The risks associated with gestational diabetes occur for both mother and child; Dr. Virginia Moyer, chair of the US Preventive Services Task Force and vice president for the maintenance of certification and quality for the American Board of Pediatrics says, “You always have two patients with a pregnant woman. We looked at both of them together.” Babies who are born to women who have gestational diabetes tend to be bigger, which increases the chance of birth injuries such as a broken collarbone or dislocated shoulder. Babies whose mother had gestational diabetes are also more likely to develop diabetes. Since most women with gestational diabetes don’t have symptoms—or have symptoms mild enough to be ascribed to regular pregnancy discomforts—a glucose tolerance test is used to screen for it. Of course, those women who develop gestational diabetes need to monitor their blood glucose levels, using a meter such as the freestyle diabetes test, and requiring a supply of proprietary diabetic accessories such as contour test strips. Most patients are able to manage the condition with changes to diet and exercise, but in rare circumstances additional insulin is needed.
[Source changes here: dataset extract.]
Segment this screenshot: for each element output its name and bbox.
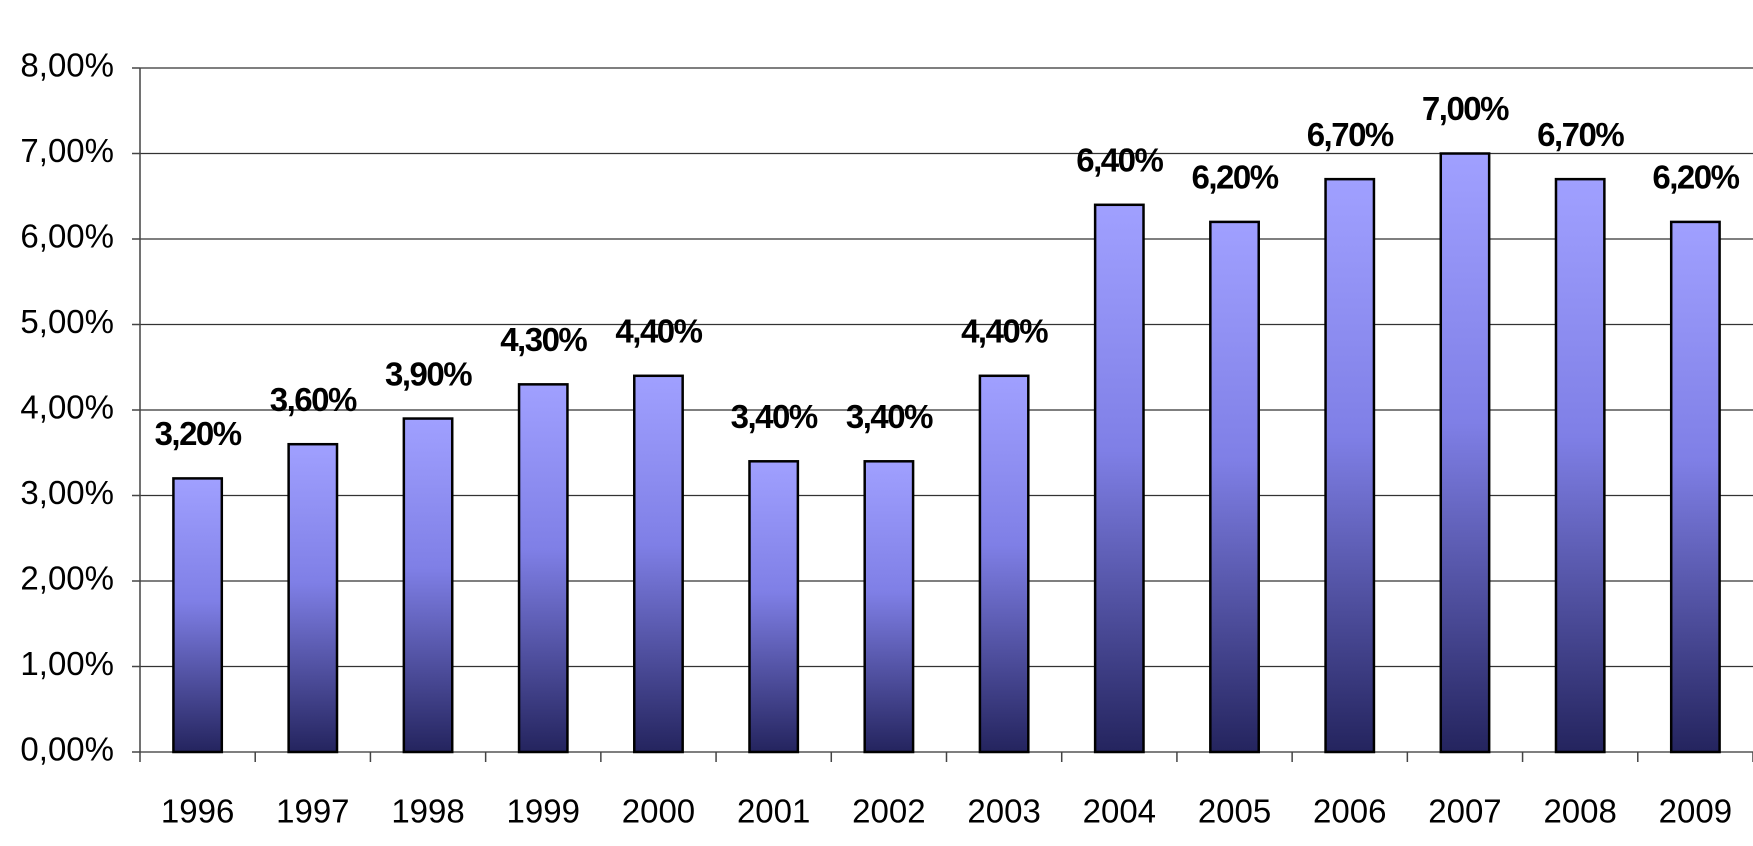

In these cases, women must inject the insulin, using insulin pen needles or taking time to purchase insulin syringes.
For women who develop gestational diabetes, there are risks as well. Gestational diabetes increases the risk of preeclampsia, a potentially deadly rise in blood pressure. There is also an increased risk that a woman will have to have a cesarean section; other risks include the development of type two diabetes later on in life, if the gestational diabetes isn’t well-managed. The sooner the condition is discovered, the better the chances are that it can be remedied and that appropriate treatment can be undertaken to help the woman avoid complications. Blood-glucose monitoring is very important, as keeping blood sugar levels at the proper threshold can prevent the majority of complications. Pregnant women with gestational diabetes use some of the common diabetic accessories such as freestyle diabetes test kits and contour test strips. In the few cases where women have to purchase insulin syringes or insulin pen needles to supplement insulin, as long as the gestational diabetes is well-managed, they will not have to worry about it again after they deliver.